FIG. 1 is an explanatory sectional view showing a configuration of an ultraviolet irradiation device according to an embodiment of the present invention.

FIG. 2 is an explanatory cross-sectional view showing a state where an ultraviolet ray monitor is in a measurement position in the ultraviolet ray irradiation device of FIG.

FIG. 3 is an explanatory cross-sectional view showing a part of the configuration of an ultraviolet irradiation device according to another example of the present invention.

FIG. 4 is an explanatory cross-sectional view showing an example of a conventional ultraviolet irradiation device in a cross section perpendicular to a conveyance path.

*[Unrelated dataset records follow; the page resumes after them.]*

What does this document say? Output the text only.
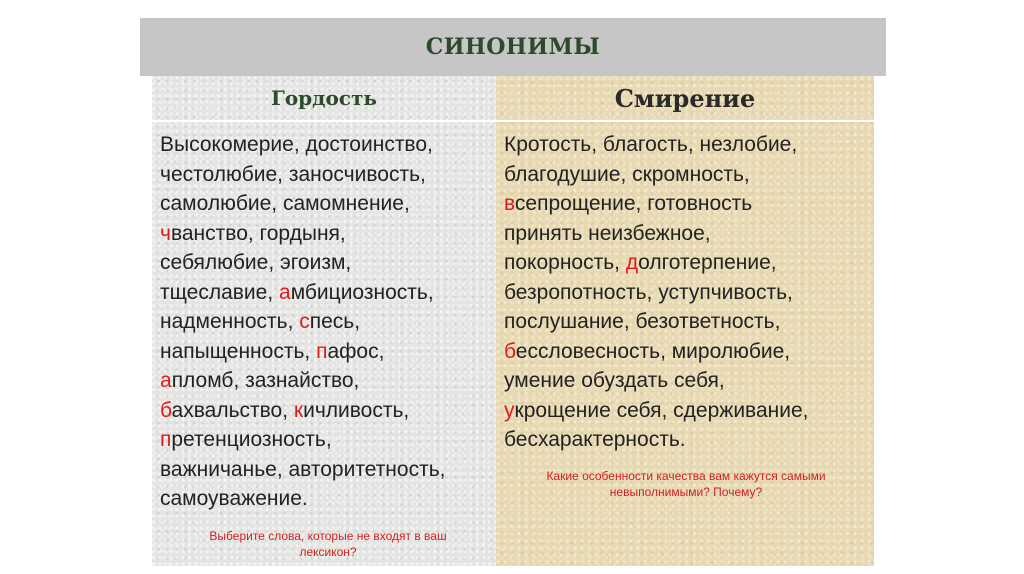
СИНОНИМЫ
Гордость
Высокомерие, достоинство,
честолюбие, заносчивость,
самолюбие, самомнение,
чванство, гордыня,
себялюбие, эгоизм,
тщеславие, амбициозность,
надменность, спесь,
напыщенность, пафос,
апломб, зазнайство,
бахвальство, кичливость,
претенциозность,
важничанье, авторитетность,
самоуважение.
Выберите слова, которые не входят в ваш
лексикон?
Смирение
Кротость, благость, незлобие,
благодушие, скромность,
всепрощение, готовность
принять неизбежное,
покорность, долготерпение,
безропотность, уступчивость,
послушание, безответность,
бессловесность, миролюбие,
умение обуздать себя,
укрощение себя, сдерживание,
бесхарактерность.
Какие особенности качества вам кажутся самыми
невыполнимыми? Почему?
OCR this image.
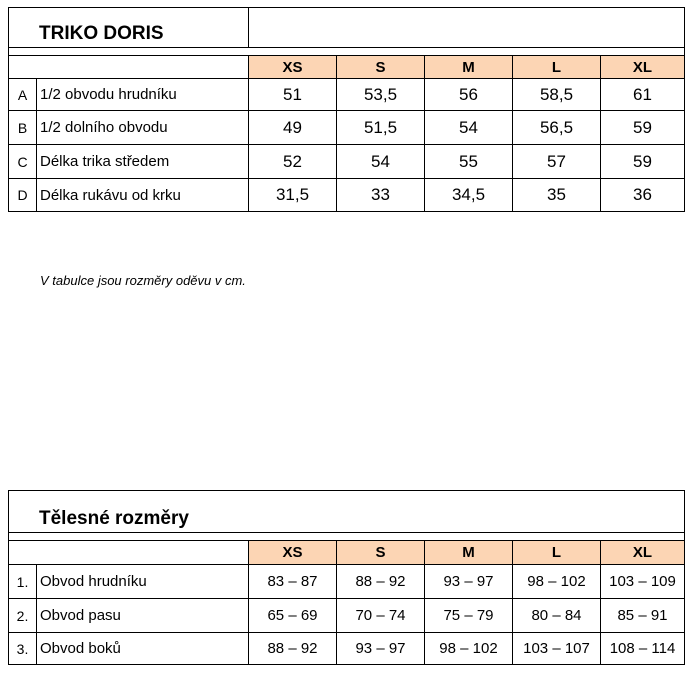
TRIKO DORIS						

		XS	S	M	L	XL
A	1/2 obvodu hrudníku	51	53,5	56	58,5	61
B	1/2 dolního obvodu	49	51,5	54	56,5	59
C	Délka trika středem	52	54	55	57	59
D	Délka rukávu od krku	31,5	33	34,5	35	36
V tabulce jsou rozměry oděvu v cm.
Tělesné rozměry						

		XS	S	M	L	XL
1.	Obvod hrudníku	83 – 87	88 – 92	93 – 97	98 – 102	103 – 109
2.	Obvod pasu	65 – 69	70 – 74	75 – 79	80 – 84	85 – 91
3.	Obvod boků	88 – 92	93 – 97	98 – 102	103 – 107	108 – 114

5 is an explanatory cross-sectional view showing a state in which the intensity of ultraviolet rays is measured in the ultraviolet irradiation device in FIG.

[Explanation of symbols]

10 UV irradiation device 11 lamp house 12 excimer lamp 13 Light irradiation window 14 Conveyor rollers 15 UV monitor 151 Light receiving part 152 cushioning member 16 Lifting mechanism 161 support 17 Inlet side sensor 18 Outlet side sensor 19 Processing room 20 Object to be processed 30 conveyor belt 31 opening 32 Support roller 33 UV Monitor 34 Object to be processed 40 UV irradiation device 41 Lamp House 42 excimer lamp 43 Light irradiation window 44 Conveyor roller 45 Object to be processed 46 Processing room 47 UV Monitor

Front page continuation (51) Int.Cl. ⁷ Identification code FI theme code (reference) H01L 21/304 645 H01L 21/304 645D F term (reference) 2H088 FA21 FA30 MA20 2H090 JC06 JC19 4G075 AA22 AA30 AA65 BA04 BB10 CA33 DA02 EB31 ED11

Claims (2)

[Claims] 1. A lamp house that houses an excimer lamp that emits ultraviolet rays and has a light irradiation window that irradiates the ultraviolet rays from the excimer lamp to the outside, and a transport path that extends along the light irradiation window, A transport mechanism for transporting the object to be processed, an ultraviolet ray monitor for detecting the intensity of ultraviolet rays from the light irradiation window of the lamp house, which is arranged in an area on the opposite side of the lamp house with respect to the transport path, An ultraviolet irradiation device comprising: a moving mechanism that moves the ultraviolet monitor in a direction of approaching a light irradiation window of the lamp house over a conveyance path of the conveyance mechanism. 2. The ultraviolet irradiation device according to claim 1, further comprising a detection unit that detects that there is no object to be processed on the conveyance path of the conveyance mechanism.